The distinction St. Clair makes might not be clear to everyone, and will probably anger some people, but his rather bold contention is that a lot of the big-name conservation nonprofits have large staffs and are bloated with rich people’s money they dump into high-profile conservation projects that may be good for generating a feedback loop of publicity and donations but can’t compete with the successes of a hyper-efficient little operation called AWR that only has one full-time paid staff member—that is, Garrity.
St. Clair quoted a former Montana forest supervisor as saying, “Garrity is one tenacious SOB. After a few years of being shell-shocked by appeals and lawsuits, even our biggest timber beast grew to respect the guy. They didn’t like him, but they viewed him as an honorable opponent.”
AWR has had a lot of success over the past few years, particularly challenging logging projects in national forests when the government thumbs its nose at its own rules.
In his article, St. Clair wrote that the Government Accountability Office investigated AWR and discovered that, under Garrity’s leadership, AWR had filed 28 percent of all the successful lawsuits against the U.S. Forest Service. He also touted AWR’s 85-percent overall success rate with lawsuits over the past decade.
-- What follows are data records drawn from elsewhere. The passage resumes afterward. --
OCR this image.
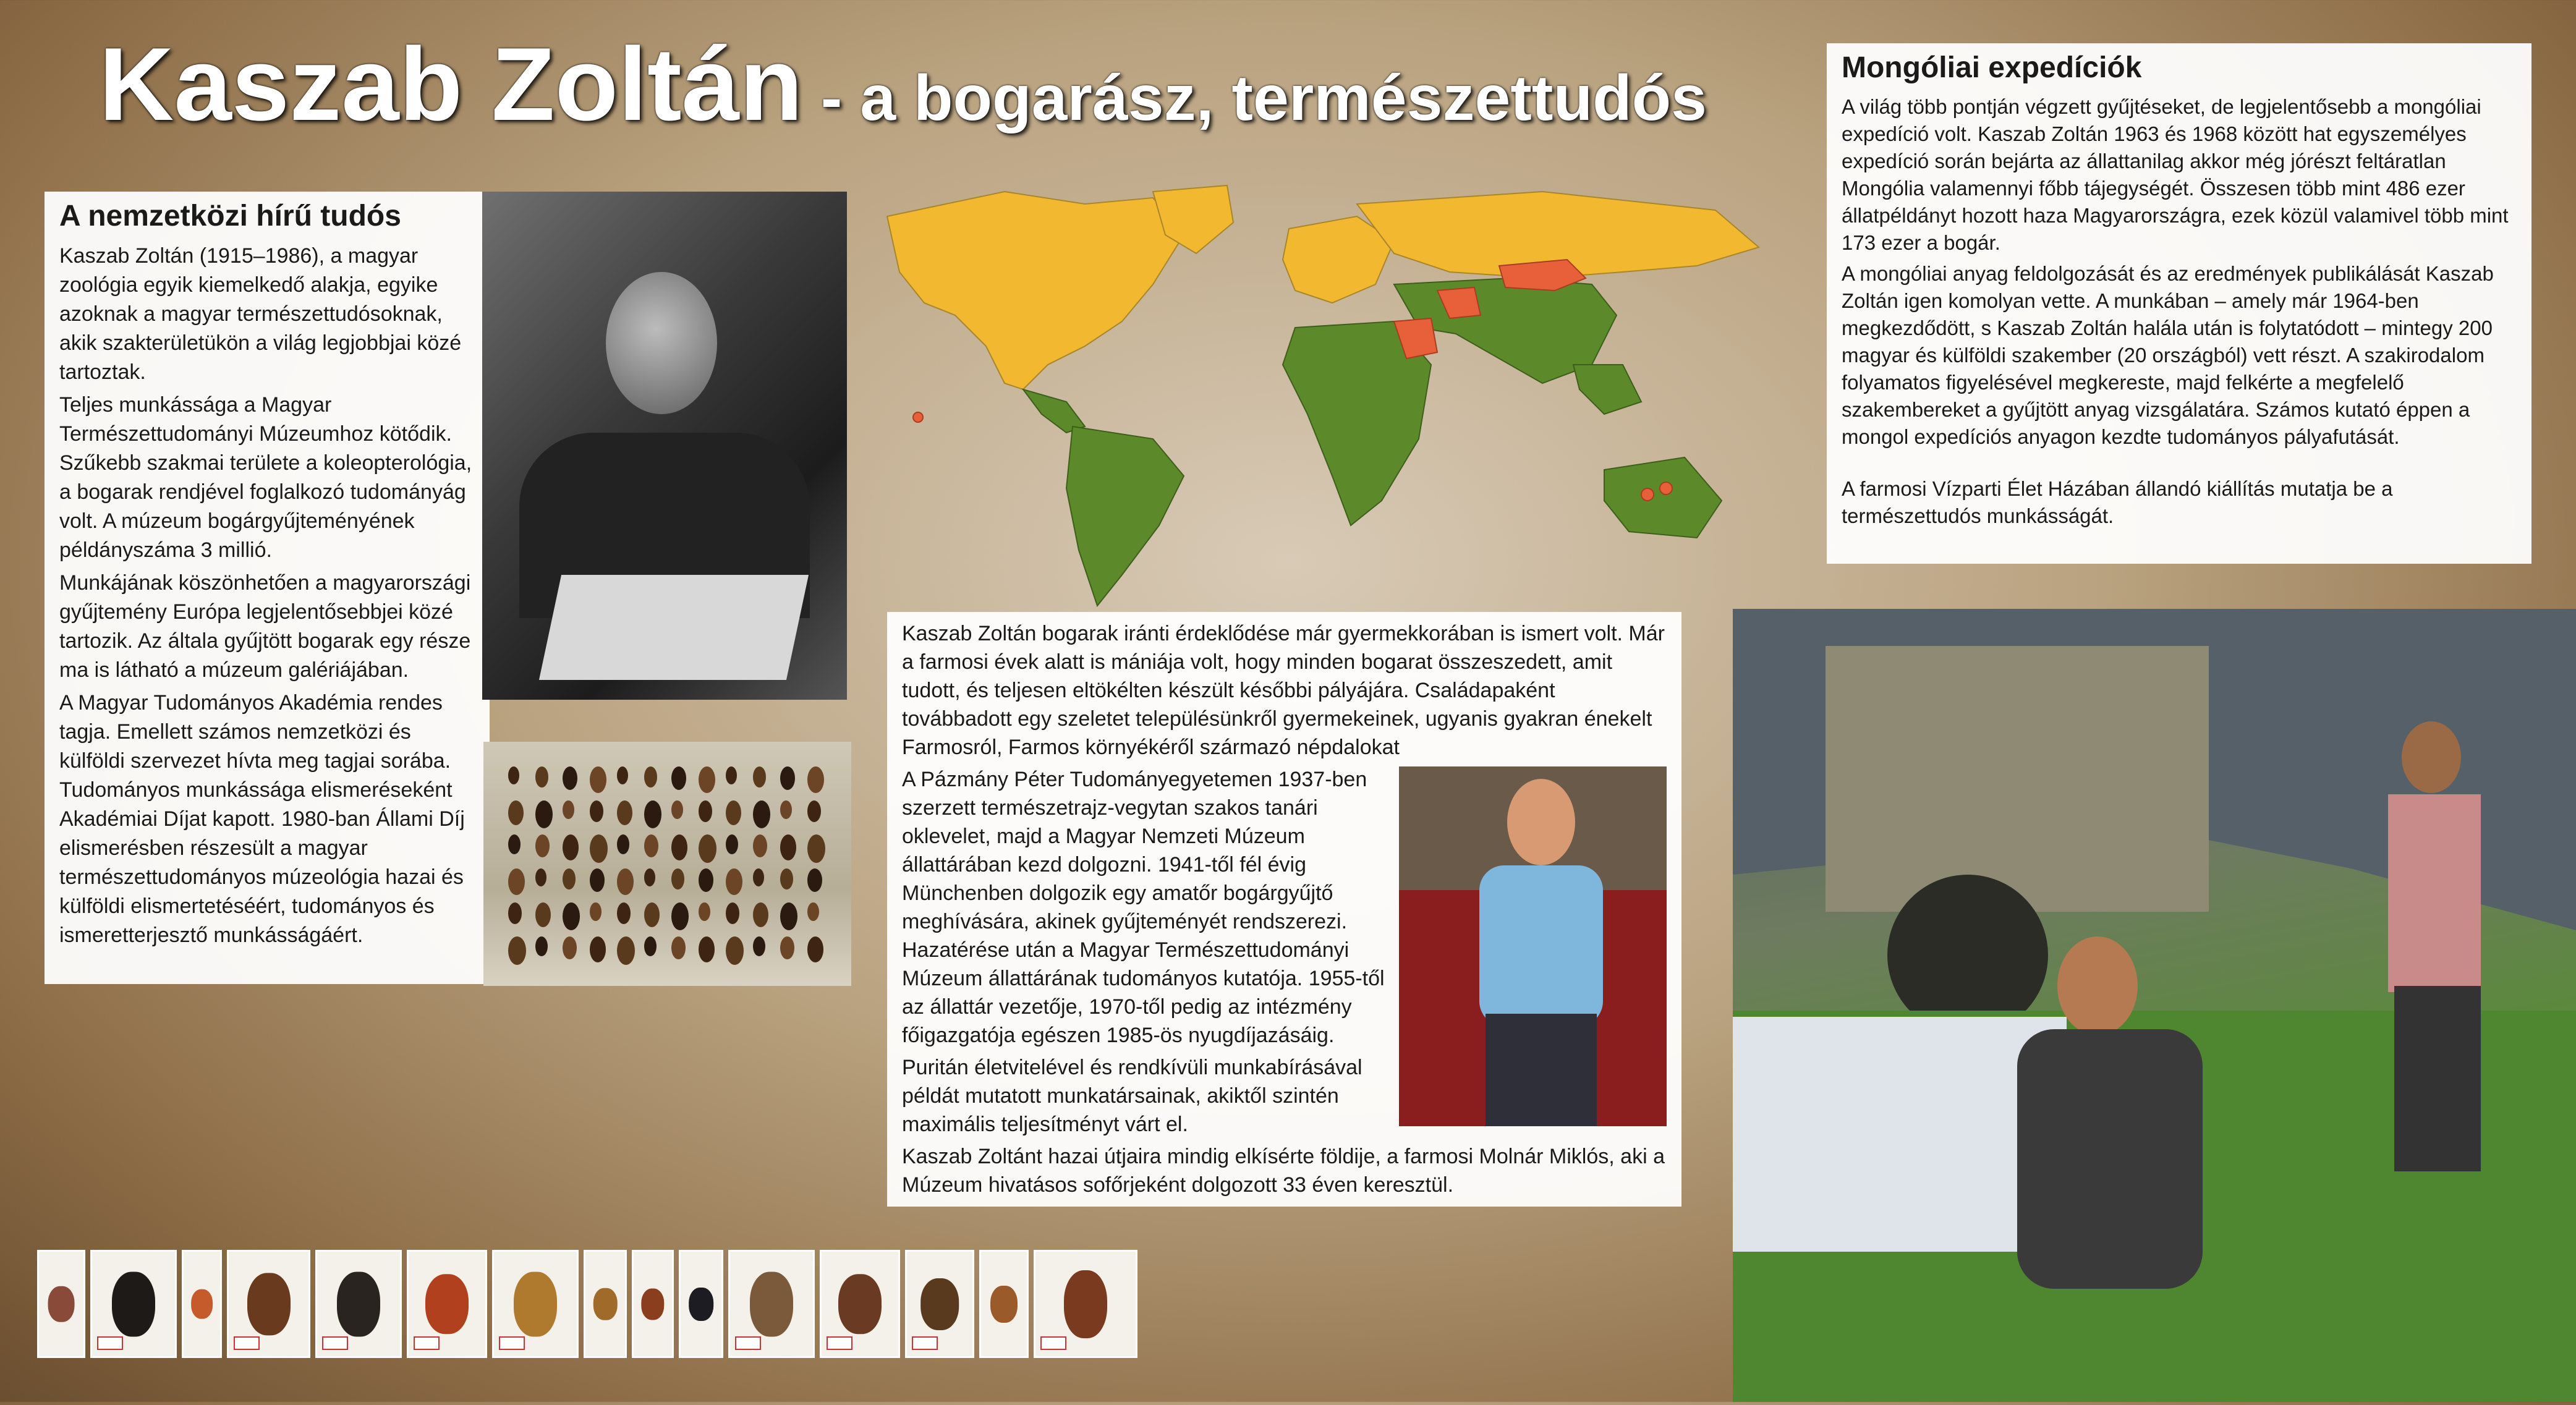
Kaszab Zoltán - a bogarász, természettudós
A nemzetközi hírű tudós

Kaszab Zoltán (1915–1986), a magyar zoológia egyik kiemelkedő alakja, egyike azoknak a magyar természettudósoknak, akik szakterületükön a világ legjobbjai közé tartoztak.

Teljes munkássága a Magyar Természettudományi Múzeumhoz kötődik. Szűkebb szakmai területe a koleopterológia, a bogarak rendjével foglalkozó tudományág volt. A múzeum bogárgyűjteményének példányszáma 3 millió.

Munkájának köszönhetően a magyarországi gyűjtemény Európa legjelentősebbjei közé tartozik. Az általa gyűjtött bogarak egy része ma is látható a múzeum galériájában.

A Magyar Tudományos Akadémia rendes tagja. Emellett számos nemzetközi és külföldi szervezet hívta meg tagjai sorába. Tudományos munkássága elismeréseként Akadémiai Díjat kapott. 1980-ban Állami Díj elismerésben részesült a magyar természettudományos múzeológia hazai és külföldi elismertetéséért, tudományos és ismeretterjesztő munkásságáért.

Kaszab Zoltán bogarak iránti érdeklődése már gyermekkorában is ismert volt. Már a farmosi évek alatt is mániája volt, hogy minden bogarat összeszedett, amit tudott, és teljesen eltökélten készült későbbi pályájára. Családapaként továbbadott egy szeletet településünkről gyermekeinek, ugyanis gyakran énekelt Farmosról, Farmos környékéről származó népdalokat

A Pázmány Péter Tudományegyetemen 1937-ben szerzett természetrajz-vegytan szakos tanári oklevelet, majd a Magyar Nemzeti Múzeum állattárában kezd dolgozni. 1941-től fél évig Münchenben dolgozik egy amatőr bogárgyűjtő meghívására, akinek gyűjteményét rendszerezi. Hazatérése után a Magyar Természettudományi Múzeum állattárának tudományos kutatója. 1955-től az állattár vezetője, 1970-től pedig az intézmény főigazgatója egészen 1985-ös nyugdíjazásáig.

Puritán életvitelével és rendkívüli munkabírásával példát mutatott munkatársainak, akiktől szintén maximális teljesítményt várt el.

Kaszab Zoltánt hazai útjaira mindig elkísérte földije, a farmosi Molnár Miklós, aki a Múzeum hivatásos sofőrjeként dolgozott 33 éven keresztül.

Mongóliai expedíciók

A világ több pontján végzett gyűjtéseket, de legjelentősebb a mongóliai expedíció volt. Kaszab Zoltán 1963 és 1968 között hat egyszemélyes expedíció során bejárta az állattanilag akkor még jórészt feltáratlan Mongólia valamennyi főbb tájegységét. Összesen több mint 486 ezer állatpéldányt hozott haza Magyarországra, ezek közül valamivel több mint 173 ezer a bogár.

A mongóliai anyag feldolgozását és az eredmények publikálását Kaszab Zoltán igen komolyan vette. A munkában – amely már 1964-ben megkezdődött, s Kaszab Zoltán halála után is folytatódott – mintegy 200 magyar és külföldi szakember (20 országból) vett részt. A szakirodalom folyamatos figyelésével megkereste, majd felkérte a megfelelő szakembereket a gyűjtött anyag vizsgálatára. Számos kutató éppen a mongol expedíciós anyagon kezdte tudományos pályafutását.

A farmosi Vízparti Élet Házában állandó kiállítás mutatja be a természettudós munkásságát.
“That’s an eye-popping record of success,” St. Clair wrote, “but it also serves as a rather chilling indictment of the Forest Service and the Bureau of Land Management.”
“Nobody talks about the reason we win all of these lawsuits is the Forest Service keeps breaking the law,” Garrity said. “Instead of blaming us for the Forest Service breaking the law, people should question the Obama administration and Congress.”
AWR is showing no signs of letting up. The same week Counterpunch announced Garrity’s award, AWR filed a lawsuit to stop a 1,100-acre logging project and prescribed burn in Lewis and Clark National Forest.